CD Number: Rounder Records 

 

  Open Road is the ultimate post-modernist bluegrass band. Their look harkens back to the days when bands wore dark suits with white hats and they performed clustered around a single monaural microphone. Their music also sounds as if Elvis, The Beatles, blues-rock, psychedelic rock, and new country music had never existed. Welcome to 1946 filtered through a band whose oldest member wasn't even alive when 1946 came around the first time.

Open Road's second Rounder release features more covers than its previous outing. In the Life has only three originals from Bradford Lee Folk, whose uncanny ability to create songs that you'd swear were forty years old gave the band a good part of their original retro sound. But this CD focuses on Open Road's ability to render classic honky-tonk tunes such as Howard Harlan's "Pick Me Up" and George Jones' "One is the Lonely Number" with an authentic bluegrass flavor. Bradford Lee Folk and Caleb Roberts have perfected a rural hillbilly twang to their vocal deliveries that sounds as heartfelt as any you'll find on an old ‘40's Smithsonian field recording. Unlike many modern bluegrass bands whose perfectly intonated three part harmonies make up a major part of their appeal, Open Road primarily uses only two-part harmonies that come across with a purposefully ragged edge. Don't infer that Open Road's music is sloppy; on the contrary, Open Road's arrangements are carefully orchestrated so each song has shape, dynamics, and classic bluegrass form.
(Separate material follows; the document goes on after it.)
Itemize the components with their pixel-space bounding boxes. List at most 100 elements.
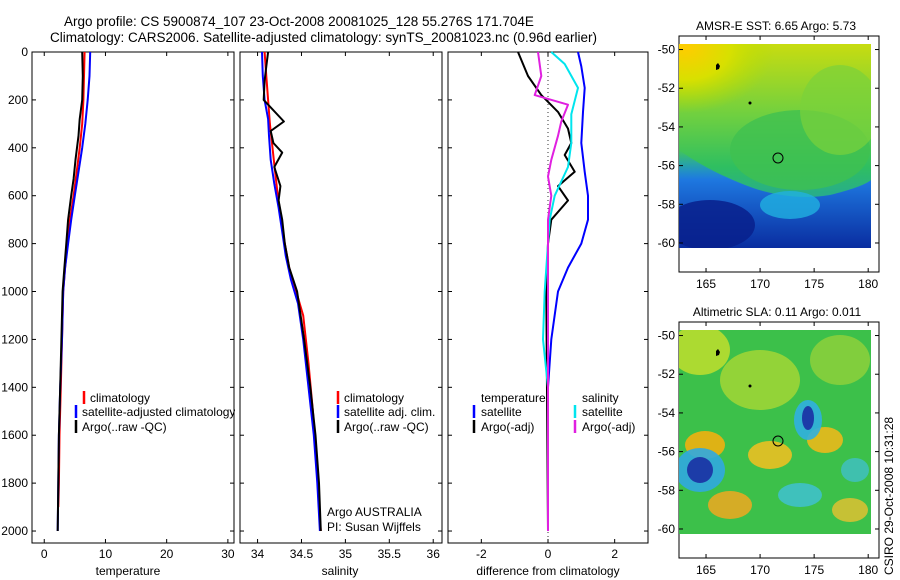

Open Road's instrumental styles also have just the right musicological rigor to sound old. Caleb Robert's direct and unadorned mandolin style, based on tremolo and double stops, played through his early ‘20's Lloyd Loar signed F-5 sounds as if he's channeling Bill Monroe. Both Bobby Britt on fiddle and Keith Reed on banjo also play in a very traditional style. Their work on the instrumental "Suwannee River Hoedown" reminds me of Chubby Wise and Earl Scruggs in Bill Monroe's early 50's Bluegrass Boys.

Engineer Colin Bricker and Open Road's longtime producer Sally Van Meter deserve credit for not only capturing Open Road with fine fidelity, but also duplicating the feel of a vintage recording. The sound isn't antique-like in terms of sonic quality, yet the recording has the same spontaneity and relaxed ambiance as many classic bluegrass records where the band had only a day or so between road trips to fit in a bit of recording. Obviously this was not the case here, but In The Life demonstrates that modern technology can be used in a transparent way to recreate a vibrancy that all too often is lost due to recording engineers and producers fixated on perfection rather than music.

In The Life reinforces Open Road's unique place in the bluegrass universe as the finest post-modern neo-classical band on the planet. They combine historically correct musical arrangements with a precise visual image to transport you back to a time when bluegrass music was the most vibrant and exciting musical form in America, and they do it with a total absence of cynicism and artificiality. In the words of Bill Monroe "That's powerful music."